Die Stiftung Sozialfonds wurde im Jahr 1981 unter dem Namen "Stiftung Sozialfonds für das Gewerbe im Fürstentum Liechtenstein" gegründet. Die steuerbefreite Stiftung wurde vom ehemaligen Geschäftsführer Beat Marxer mit dem Ziel ins Leben gerufen, für alle kleinen und mittleren Betriebe der damaligen Gewerbegenossenschaft eine kostengünstige Personalvorsorgeeinrichtung zu schaffen. Sie hat sich bis ins Jahr 2007 ausschliesslich auf die obligatorische betriebliche Personalvorsorge konzentriert.
Im Jahr 1989, also in jenem Jahr, in welchem in Liechtenstein die 2. Säule obligatorisch eingeführt wurde, ist die Partnerstiftung „Stiftung für Ergänzungsleistungen in der Altersvorsorge“ (SELA) gegründet worden. Wie der Name schon sagt, wurde die Stiftung aus der Taufe gehoben, um den angeschlossenen Betrieben zu ermöglichen, vor allem für ältere Mitarbeiter fehlende Beitragsjahre in der 2. Säule nachzuholen.

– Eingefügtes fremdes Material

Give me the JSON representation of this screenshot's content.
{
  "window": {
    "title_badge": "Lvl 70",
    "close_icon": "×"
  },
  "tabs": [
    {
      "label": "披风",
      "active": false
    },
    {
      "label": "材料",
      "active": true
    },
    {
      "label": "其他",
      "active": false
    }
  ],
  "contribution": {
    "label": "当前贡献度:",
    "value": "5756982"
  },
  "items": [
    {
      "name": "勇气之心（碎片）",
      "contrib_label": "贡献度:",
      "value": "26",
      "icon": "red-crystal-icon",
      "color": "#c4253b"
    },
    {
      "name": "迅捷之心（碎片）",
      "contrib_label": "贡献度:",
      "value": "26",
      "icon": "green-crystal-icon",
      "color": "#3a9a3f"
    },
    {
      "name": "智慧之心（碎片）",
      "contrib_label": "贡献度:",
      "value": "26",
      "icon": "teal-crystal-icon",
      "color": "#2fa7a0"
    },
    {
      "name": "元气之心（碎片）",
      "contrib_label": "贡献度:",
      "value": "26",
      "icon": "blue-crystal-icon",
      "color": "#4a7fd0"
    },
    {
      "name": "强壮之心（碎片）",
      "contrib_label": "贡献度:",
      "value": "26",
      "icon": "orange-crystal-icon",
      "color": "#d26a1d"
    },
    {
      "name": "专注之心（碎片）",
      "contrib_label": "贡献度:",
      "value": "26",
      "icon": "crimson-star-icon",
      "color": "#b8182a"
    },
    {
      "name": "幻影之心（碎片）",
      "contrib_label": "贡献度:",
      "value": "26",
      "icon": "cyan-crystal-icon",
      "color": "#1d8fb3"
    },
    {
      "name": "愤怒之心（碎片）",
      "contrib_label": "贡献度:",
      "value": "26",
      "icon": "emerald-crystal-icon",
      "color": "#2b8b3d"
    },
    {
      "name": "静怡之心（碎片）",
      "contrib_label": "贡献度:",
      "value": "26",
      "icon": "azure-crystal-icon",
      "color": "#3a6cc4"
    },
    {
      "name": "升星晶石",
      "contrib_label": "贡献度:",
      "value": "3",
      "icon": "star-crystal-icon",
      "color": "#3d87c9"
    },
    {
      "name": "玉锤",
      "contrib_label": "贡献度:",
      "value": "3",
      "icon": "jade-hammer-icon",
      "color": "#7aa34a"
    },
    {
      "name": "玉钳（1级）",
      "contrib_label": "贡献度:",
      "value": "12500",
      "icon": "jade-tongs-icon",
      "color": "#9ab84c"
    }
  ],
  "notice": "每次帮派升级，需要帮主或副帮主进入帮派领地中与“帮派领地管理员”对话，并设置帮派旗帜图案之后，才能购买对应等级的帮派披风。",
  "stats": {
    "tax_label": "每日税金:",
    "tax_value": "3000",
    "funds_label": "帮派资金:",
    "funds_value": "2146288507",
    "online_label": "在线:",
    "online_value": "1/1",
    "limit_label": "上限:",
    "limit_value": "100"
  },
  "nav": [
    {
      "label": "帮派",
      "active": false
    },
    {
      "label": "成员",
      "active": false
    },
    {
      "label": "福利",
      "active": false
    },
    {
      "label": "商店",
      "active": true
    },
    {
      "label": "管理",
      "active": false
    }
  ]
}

In den 30 Jahren der Geschäftstätigkeit ist die Stiftung Sozialfonds für die betriebliche Personalvorsorge im FL zur zahlenmässig grössten Pensionskasse im Fürstentum Liechtenstein angewachsen. Seit Eintritt des Obligatoriums 1989 können sich auch gewerbefremde Betriebe anschliessen. Rund 1'400 Betriebe mit über 7'000 Versicherten gehören zu den Kunden der Stiftung. Das verwaltete Sparkapital überschritt im Jahr 2006 die 300-Millionen-Franken-Grenze.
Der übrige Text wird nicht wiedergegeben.